Al crescente indebitamento americano ha fatto riscontro, e non poteva essere altrimenti, un avanzo in altri paesi. In Cina, in primo luogo, ma anche in Giappone, India, Germania. Gli squilibri nei conti con l’estero, in un clima di basso costo del denaro, hanno generato una liquidità eccessiva che si è riversata sui mercati in cerca di remunerazioni che non potevano venire dai bassi saggi d’interesse. Ne sono derivate bolle speculative, nuovi squilibri e offerte di prodotti finanziari sempre più complicati per riciclare i debiti e realizzare utili nel breve. Certo, le grandi banche d’affari hanno le loro responsabilità. Come le hanno le agenzie di rating e le autorità di controllo dei mercati. Ma è la politica, quella americana in particolare, la vera responsabile di ciò che è successo, perché ha favorito e tollerato a lungo lo squilibrio fondamentale che si è trasformato in uno tsunami finanziario.
Finora, per arginare la situazione di debito che si era andata formando, abbiamo dovuto generare un nuovo debito: da quello delle banche a quello degli stati. Una specie di cura omeopatica che tuttavia rischia di provocare nuove tensioni. Ieri si è trattato di salvare le banche per non far fallire gli stati. Oggi dobbiamo salvare gli stati per non far fallire tutti. Occorre, invece, avviare una politica di riduzione degli squilibri nel mondo. Gli Usa devono rassegnarsi (e noi con loro) a ridurre il livello delle loro importazioni, anche se questo rallenterà la sperata ripresa. Una svalutazione del dollaro può aiutare, mentre oggi assistiamo paradossalmente a un suo rafforzamento. La Cina deve varare riforme interne per liberalizzare i mercati e per aumentare il livello di protezione sociale. Misure di questo tipo possono consentire una maggiore crescita della domanda interna cinese.
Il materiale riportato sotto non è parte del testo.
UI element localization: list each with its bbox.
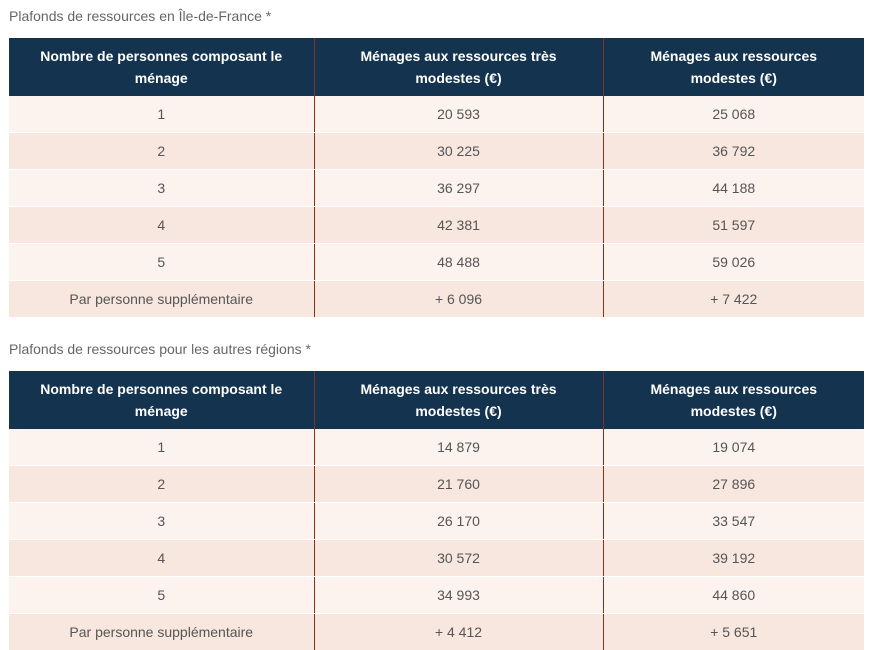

L’Europa, quella dell’euro in particolare, deve procedere verso la costituzione di una vera unione politica. In questa maniera potrà avere una politica fiscale consona con la politica monetaria e potrà superare tensioni di carattere regionale. Anche per tale via finirà per avere una maggiore domanda interna che rafforzerà la sua crescita. Per questo avremmo bisogno, oggi più che mai, di quei personaggi che hanno concorso a fare la storia dell’Europa, assumendone rischi e responsabilità per andare avanti.